Type of obfuscation. Corresponding inbound and outbound must have the same value. Choices are:

- `"none"`：Default value. No obfuscation is used.
- `"srtp"`：Obfuscated as SRTP traffic. It may be recognized as video calls such as Facetime.
- `"utp"`：Obfuscated as uTP traffic. It may be recognized as Bittorrent traffic.
- `"wechat-video"`：Obfuscated to WeChat traffic.
- `"dtls"`：Obfuscated as DTLS 1.2 packets.
- `"wireguard"`：Obfuscated as WireGuard packets. (NOT true WireGuard protocol)

## Special Thanks

- [@skywind3000](https://github.com/skywind3000) Credit for inventing and implementing the original KCP protocol in C.
- [@xtaci](https://github.com/xtaci) Credit for re-implementing KCP protocol in Go.
- [@xiaokangwang](https://github.com/xiaokangwang) Credit for testing the integration of KCP with Xray and submitting the initial PR.

## Improvements to the KCP protocol

### smaller protocol header

The original KCP protocol uses a fixed header of 24 bytes, while mKCP modifies it to 18 bytes for data packets and 16 bytes for acknowledgement (ACK) packets. A smaller header helps evade feature detection and speeds up transmission.

In addition, the original KCP can only confirm that one packet has been received with a single ACK packet. This means that when KCP needs to confirm that 100 packets have been received, it will send out 2400 bytes of data (24 x 100), including a large amount of repeated header information that wastes bandwidth. mKCP compresses multiple ACK packets, so 100 ACK packets only require 418 bytes (16 + 2 + 100 x 4), which is equivalent to one-sixth of the original KCP.

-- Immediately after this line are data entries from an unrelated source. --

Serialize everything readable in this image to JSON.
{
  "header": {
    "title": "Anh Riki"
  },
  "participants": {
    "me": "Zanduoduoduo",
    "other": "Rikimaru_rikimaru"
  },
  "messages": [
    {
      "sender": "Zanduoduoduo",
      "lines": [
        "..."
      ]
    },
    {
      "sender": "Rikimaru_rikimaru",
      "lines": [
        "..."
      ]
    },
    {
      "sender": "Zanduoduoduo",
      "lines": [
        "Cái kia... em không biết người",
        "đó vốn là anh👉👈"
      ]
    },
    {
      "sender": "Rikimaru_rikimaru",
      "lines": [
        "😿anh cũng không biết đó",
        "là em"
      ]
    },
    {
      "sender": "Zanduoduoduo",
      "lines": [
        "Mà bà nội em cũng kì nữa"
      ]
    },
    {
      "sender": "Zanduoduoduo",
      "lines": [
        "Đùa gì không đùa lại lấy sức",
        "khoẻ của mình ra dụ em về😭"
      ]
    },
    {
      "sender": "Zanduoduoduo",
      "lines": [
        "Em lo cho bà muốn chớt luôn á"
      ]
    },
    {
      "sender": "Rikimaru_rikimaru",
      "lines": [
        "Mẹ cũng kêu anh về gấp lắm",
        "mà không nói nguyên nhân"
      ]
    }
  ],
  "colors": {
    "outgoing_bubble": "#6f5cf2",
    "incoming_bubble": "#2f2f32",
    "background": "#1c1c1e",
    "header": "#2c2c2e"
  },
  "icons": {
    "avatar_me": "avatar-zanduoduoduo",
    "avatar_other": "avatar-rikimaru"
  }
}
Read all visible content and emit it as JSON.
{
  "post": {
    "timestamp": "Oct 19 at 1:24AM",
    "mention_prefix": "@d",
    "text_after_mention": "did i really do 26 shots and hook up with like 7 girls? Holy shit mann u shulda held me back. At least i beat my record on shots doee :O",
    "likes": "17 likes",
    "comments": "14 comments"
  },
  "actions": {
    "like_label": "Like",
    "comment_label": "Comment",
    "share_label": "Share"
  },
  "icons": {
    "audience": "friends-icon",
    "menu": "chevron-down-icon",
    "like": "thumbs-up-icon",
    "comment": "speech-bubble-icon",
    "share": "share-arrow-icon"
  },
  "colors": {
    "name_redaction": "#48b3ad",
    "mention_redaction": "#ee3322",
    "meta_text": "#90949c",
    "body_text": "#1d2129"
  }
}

### ACK packet retransmission

In the original KCP protocol, an ACK packet is only sent once. If an ACK packet is lost, it will cause unnecessary bandwidth waste due to data retransmission. In contrast, mKCP retransmits ACK packets at a certain frequency until they are confirmed by the sender. The size of a single ACK packet is 22 bytes, much smaller than the data packets which are over 1000 bytes. Therefore, the cost of retransmitting ACK packets is much lower.

### Connection state control

mKCP can effectively initiate and close connections. When the remote host initiates disconnection, the connection will be released within two seconds. When the remote host lost connection, the connection will be released within a maximum of 30 seconds.

The original KCP does not support this scenario.